I started last year an online keto bakery and thankfully things are going very well.

As we grow, I am baking bigger and bigger batches of cookies and it's becoming very unpractical to coll them in cooling racks! I am running out of table space to place the racks!

Do you cool cookies directly on the pans , placing them in a tray rack? 

Thank you!


----------



## chefpeon (Jun 14, 2006)

Removing the cookies from the oven just before they're fully baked and letting them cool on the pans they were baked on is the way it's done. Doing anything else takes too much time (and space). You let the cookies finish baking using the residual heat of the pan, and you place the pans on a speed rack.


----------



## ana_jubi (Jul 17, 2020)

chefpeon said:


> Removing the cookies from the oven just before they're fully baked and letting them cool on the pans they were baked on is the way it's done. Doing anything else takes too much time (and space). You let the cookies finish baking using the residual heat of the pan, and you place the pans on a speed rack.


Thank you!
Will give it a try to see how it goes!


----------



## jcakes (Feb 18, 2007)

If you have a Restaurant Depot near you, you could get one of these: (it will hold half sheet pans as well as full sheet pans)

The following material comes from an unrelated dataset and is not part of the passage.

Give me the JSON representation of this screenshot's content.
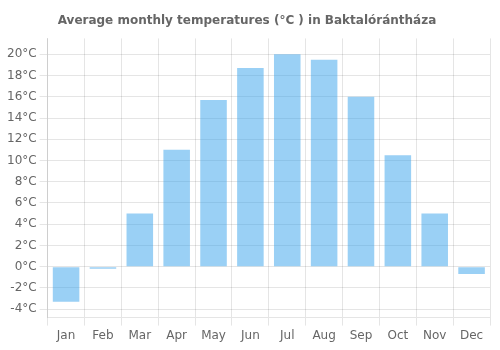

https://www.webstaurantstore.com/re...MItvWMopuE8QIVz_rICh1r1AVqEAQYASABEgIDCvD_BwE


----------



## retiredbaker (Dec 29, 2019)

chefpeon said:


> Removing the cookies from the oven just before they're fully baked and letting them cool on the pans they were baked on is the way it's done. Doing anything else takes too much time (and space). You let the cookies finish baking using the residual heat of the pan, and you place the pans on a speed rack.


yup, thats how its done.


----------